Now, we know how to go forward from expansion to group element to matrix. Can we also go backward from matrix to group element to expansion? Of course the first step is trivial. The second step … well, there's probably some clever way to do it, but the only way I've found so far is more like brute force. The key is to remember that we're talking about a group element that adds a prefix. So, we can just pick a nice integer that's valid at the end of a continued fraction expansion, apply the group element to it, and then run the first algorithm to find out what prefix the group element added. Let's see how the whole thing works for E(194). First we turn the matrix into the group element (467z + 274)/(196z + 115), then we apply the group element to, say, z = 3 to get 1675/703, then we run the first algorithm to get the result [2,2,1,1,1,1,2,2,1,1,3].

We could get the same result by adding the prefix “2,2,1,1” and then adding the prefix “2,2,1,1,1,1”. On the one hand, so what? Those are the prefixes associated with 5 and 13, and (194,13,5) is a solution of the Markov equation, so of course the following relationship holds.

prefix(194) = prefix(13) & prefix(5)

On the other hand, now we know about group elements and matrices. If we apply the group element that adds prefix(5) and then apply the group element that adds prefix(13), that's function composition, or, better, matrix multiplication.

E(194) = E(13)E(5)

The same thing is true in general.

E(u) = E(v)E(w)

Bang! A new way to express the pattern!
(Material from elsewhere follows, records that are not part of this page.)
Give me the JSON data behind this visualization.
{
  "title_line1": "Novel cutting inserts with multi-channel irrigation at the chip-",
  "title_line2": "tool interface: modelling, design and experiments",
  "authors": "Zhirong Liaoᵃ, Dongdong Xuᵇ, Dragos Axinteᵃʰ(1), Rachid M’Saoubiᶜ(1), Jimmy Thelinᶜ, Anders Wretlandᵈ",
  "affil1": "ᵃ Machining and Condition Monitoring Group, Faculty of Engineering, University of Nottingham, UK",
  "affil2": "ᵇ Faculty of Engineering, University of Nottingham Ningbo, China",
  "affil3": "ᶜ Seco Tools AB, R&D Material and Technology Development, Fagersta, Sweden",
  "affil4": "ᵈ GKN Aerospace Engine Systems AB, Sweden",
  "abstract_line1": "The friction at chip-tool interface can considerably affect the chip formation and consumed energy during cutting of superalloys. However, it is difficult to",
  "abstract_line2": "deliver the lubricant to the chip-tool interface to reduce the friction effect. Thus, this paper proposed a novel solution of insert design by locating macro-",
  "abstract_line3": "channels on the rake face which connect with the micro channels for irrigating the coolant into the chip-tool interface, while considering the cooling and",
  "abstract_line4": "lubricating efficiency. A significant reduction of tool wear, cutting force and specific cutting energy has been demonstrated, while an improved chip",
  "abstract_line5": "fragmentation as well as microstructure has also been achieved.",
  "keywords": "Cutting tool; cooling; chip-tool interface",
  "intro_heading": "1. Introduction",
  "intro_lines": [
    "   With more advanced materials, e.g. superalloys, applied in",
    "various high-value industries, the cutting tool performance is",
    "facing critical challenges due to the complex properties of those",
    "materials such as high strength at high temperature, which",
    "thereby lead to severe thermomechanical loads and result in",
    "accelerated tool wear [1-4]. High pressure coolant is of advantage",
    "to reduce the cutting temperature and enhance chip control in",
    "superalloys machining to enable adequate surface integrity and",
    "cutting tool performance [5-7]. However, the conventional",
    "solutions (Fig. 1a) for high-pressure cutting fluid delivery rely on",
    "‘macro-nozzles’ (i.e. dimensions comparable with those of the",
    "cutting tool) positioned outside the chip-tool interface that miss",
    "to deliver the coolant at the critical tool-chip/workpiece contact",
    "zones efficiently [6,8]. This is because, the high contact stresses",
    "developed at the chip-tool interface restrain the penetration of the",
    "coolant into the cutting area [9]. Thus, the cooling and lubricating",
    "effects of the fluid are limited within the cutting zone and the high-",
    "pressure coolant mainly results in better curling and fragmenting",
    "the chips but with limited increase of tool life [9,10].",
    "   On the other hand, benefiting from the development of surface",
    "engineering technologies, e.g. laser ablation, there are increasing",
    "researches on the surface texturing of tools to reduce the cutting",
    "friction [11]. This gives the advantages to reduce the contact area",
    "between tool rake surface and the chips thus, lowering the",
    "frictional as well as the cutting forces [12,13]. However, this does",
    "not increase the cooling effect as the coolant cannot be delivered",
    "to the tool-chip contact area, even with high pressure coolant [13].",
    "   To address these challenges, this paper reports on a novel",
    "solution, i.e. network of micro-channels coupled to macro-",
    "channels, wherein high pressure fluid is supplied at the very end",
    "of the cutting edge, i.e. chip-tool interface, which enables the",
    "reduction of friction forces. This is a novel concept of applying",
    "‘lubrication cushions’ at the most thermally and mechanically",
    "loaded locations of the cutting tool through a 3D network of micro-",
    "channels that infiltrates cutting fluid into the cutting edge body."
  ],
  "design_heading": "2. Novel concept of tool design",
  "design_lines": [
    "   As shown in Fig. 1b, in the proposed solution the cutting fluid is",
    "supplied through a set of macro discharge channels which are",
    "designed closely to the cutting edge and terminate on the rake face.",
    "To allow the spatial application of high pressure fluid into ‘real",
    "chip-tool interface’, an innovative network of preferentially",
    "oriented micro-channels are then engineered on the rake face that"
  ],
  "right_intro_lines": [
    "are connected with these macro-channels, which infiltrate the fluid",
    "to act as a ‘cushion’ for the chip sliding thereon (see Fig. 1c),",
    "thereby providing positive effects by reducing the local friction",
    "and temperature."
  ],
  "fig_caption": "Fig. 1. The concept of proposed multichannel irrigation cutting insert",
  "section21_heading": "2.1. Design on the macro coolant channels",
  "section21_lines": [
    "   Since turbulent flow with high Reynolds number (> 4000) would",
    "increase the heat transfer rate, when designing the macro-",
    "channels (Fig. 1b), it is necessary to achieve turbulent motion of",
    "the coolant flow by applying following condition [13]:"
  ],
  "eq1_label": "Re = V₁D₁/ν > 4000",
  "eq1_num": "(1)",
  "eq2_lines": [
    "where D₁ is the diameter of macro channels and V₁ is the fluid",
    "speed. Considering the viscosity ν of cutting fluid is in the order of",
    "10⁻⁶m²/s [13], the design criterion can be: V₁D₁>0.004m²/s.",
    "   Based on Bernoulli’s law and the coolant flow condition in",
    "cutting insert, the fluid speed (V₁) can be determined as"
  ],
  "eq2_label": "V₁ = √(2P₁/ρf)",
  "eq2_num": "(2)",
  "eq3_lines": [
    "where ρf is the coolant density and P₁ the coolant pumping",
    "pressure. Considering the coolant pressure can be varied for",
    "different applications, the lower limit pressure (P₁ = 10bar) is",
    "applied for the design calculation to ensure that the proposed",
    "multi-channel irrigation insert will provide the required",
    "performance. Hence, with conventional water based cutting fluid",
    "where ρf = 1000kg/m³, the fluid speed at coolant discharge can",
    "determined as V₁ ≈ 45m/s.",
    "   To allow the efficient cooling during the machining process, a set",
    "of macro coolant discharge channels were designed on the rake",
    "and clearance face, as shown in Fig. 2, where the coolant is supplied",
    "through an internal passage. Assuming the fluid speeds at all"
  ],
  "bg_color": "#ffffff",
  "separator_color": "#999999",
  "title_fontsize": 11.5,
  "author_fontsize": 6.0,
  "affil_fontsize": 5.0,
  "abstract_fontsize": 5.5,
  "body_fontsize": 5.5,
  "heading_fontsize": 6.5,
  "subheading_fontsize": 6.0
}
It's nice because matrices are easier to work with than strings of 1s and 2s, but it does also make it hard to see the connection to the Markov constant.

That concludes the secondary train of thought. Does that mean it's time for random thoughts? Not quite. I do have some, but they aren't ripe yet. So, maybe instead it's time to look back and be amazed that thinking about approximation quality leads to such strange and beautiful mathematics.